Auslöser der Warnung sind laut Brot für die Welt geopolitische Krisen, die Energie-, Dünger- und Transportkosten erhöhen können. Die Organisation verweist insbesondere auf den Irankrieg und die Blockade der Strasse von Hormus, einer wichtigen Handelsroute. Diese Entwicklungen könnten die Versorgung mit Stickstoffdünger beeinträchtigen und damit Ernten in vielen Ländern gefährden.

Besonders betroffen seien Länder, in denen Reis ein wichtiges Grundnahrungsmittel ist und die auf Düngerimporte angewiesen sind, darunter Bangladesch, Pakistan und ärmere Staaten in Südostasien. Nach Schätzungen des UN-Welternährungsprogramms könnten wegen der bisherigen und andauernden Blockade der Strasse von Hormus rund 45 Millionen zusätzliche Menschen von Hunger betroffen sein.

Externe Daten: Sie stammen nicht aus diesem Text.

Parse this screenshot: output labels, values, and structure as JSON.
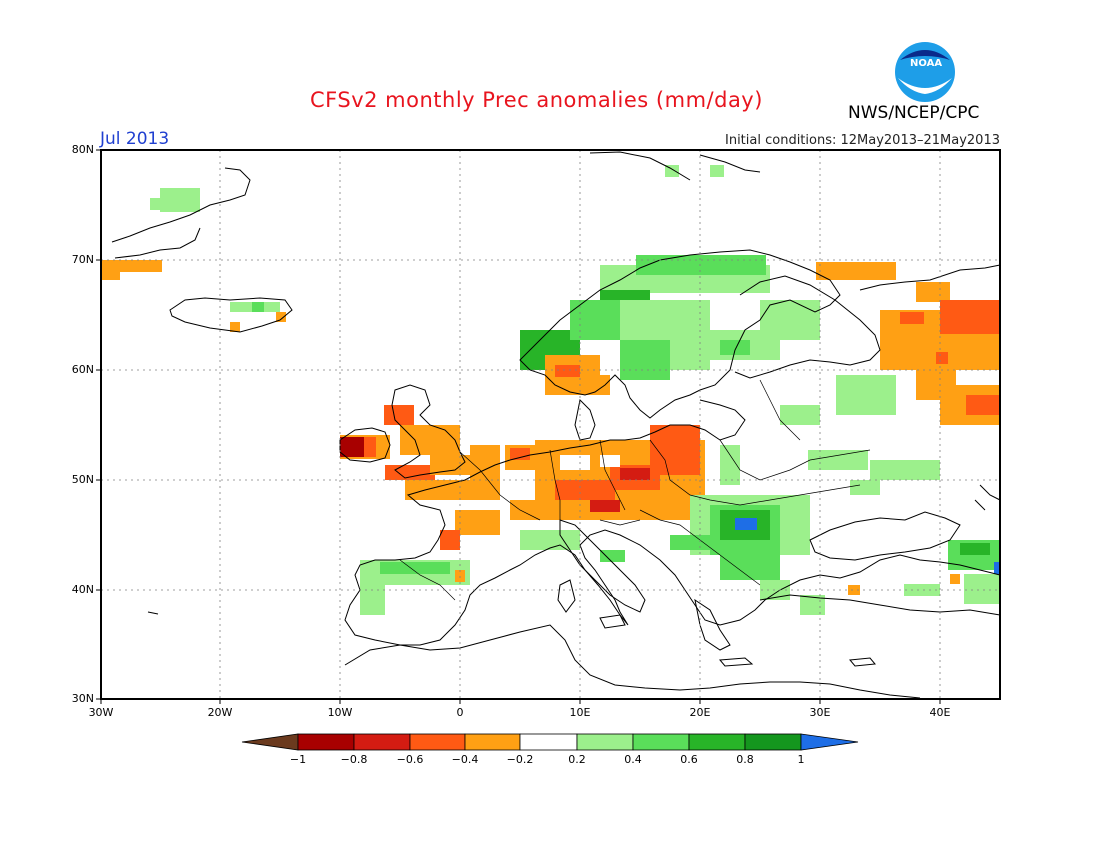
{
  "header": {
    "title": "CFSv2 monthly Prec anomalies (mm/day)",
    "month": "Jul 2013",
    "initial_conditions": "Initial conditions: 12May2013–21May2013",
    "agency": "NWS/NCEP/CPC",
    "logo_text": "NOAA"
  },
  "map": {
    "region": "Europe",
    "lon_range": [
      -30,
      45
    ],
    "lat_range": [
      30,
      80
    ],
    "grid": true,
    "lat_labels": [
      "80N",
      "70N",
      "60N",
      "50N",
      "40N",
      "30N"
    ],
    "lon_labels": [
      "30W",
      "20W",
      "10W",
      "0",
      "10E",
      "20E",
      "30E",
      "40E"
    ]
  },
  "legend": {
    "ticks": [
      "−1",
      "−0.8",
      "−0.6",
      "−0.4",
      "−0.2",
      "0.2",
      "0.4",
      "0.6",
      "0.8",
      "1"
    ],
    "colors": {
      "below_min": "#6b3a1e",
      "neg_1": "#a80000",
      "neg_08": "#d41c12",
      "neg_06": "#ff5a14",
      "neg_04": "#ffa014",
      "neutral": "#ffffff",
      "pos_02": "#9cf08c",
      "pos_04": "#5ade5a",
      "pos_06": "#28b428",
      "pos_08": "#14961e",
      "above_max": "#1e6ee6"
    }
  }
}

Nach Angaben der Welternährungsorganisation leiden derzeit weltweit mehr als 645 Millionen Menschen chronisch an Hunger. Die Zahl sei zuletzt leicht gesunken, bleibe jedoch hoch. Brot für die Welt befürchtet, dass die neue Krise diesen Fortschritt wieder zunichtemachen könnte.

Als Gegenmodell setzt die Organisation auf Agrarökologie. Darunter versteht sie eine Landwirtschaft, die mit unterschiedlichen Kulturen, regionalen Kreisläufen und einer möglichst geringen Abhängigkeit von chemischem Dünger und fossilen Energien arbeitet. Statt grossflächiger Monokulturen sollen verschiedene Anbauformen die Ernährung widerstandsfähiger gegen Krisen machen.

Brot für die Welt verbindet diesen Ansatz mit Zielen der Armutsbekämpfung und des Klimaschutzes. Regionale Verarbeitung und vielfältige Anbaumethoden könnten Einkommen vor Ort stärken und die biologische Vielfalt fördern. Für Menschen, die von Landwirtschaft leben oder nur begrenzten Zugang zu Lebensmitteln haben, geht es damit um eine verlässlichere Versorgung in Krisenzeiten.

Die Organisation appelliert an die deutsche Bundesregierung, agrarökologische Ansätze in der Entwicklungs- und Agrarpolitik konsequent zu fördern. Sie kritisiert, dass die ausdrückliche Förderung im deutschen Koalitionsvertrag nicht mehr erwähnt werde und der Entwicklungsetat erneut gekürzt worden sei.

In ihrer Jahresbilanz für 2025 berichtet Brot für die Welt zudem über Spenden von rund 72,6 Millionen Euro. Das evangelische Entwicklungswerk unterstützte nach eigenen Angaben 3001 Projekte in 77 Ländern; rund 90 Prozent der Mittel seien direkt an Partnerorganisationen geflossen. Die Mitteilung macht deutlich, dass kirchliche Entwicklungsarbeit Ernährungssicherheit nicht nur als Frage der Nothilfe, sondern auch als Aufgabe langfristiger, gerechter Strukturen versteht.

Die deutsche Organisation Brot für die Welt warnt vor einer weiteren globalen Ernährungskrise. Sie fordert, die Landwirtschaft und die Versorgung mit Lebensmitteln stärker auf vielfältige, regional angepasste und nachhaltige Systeme auszurichten.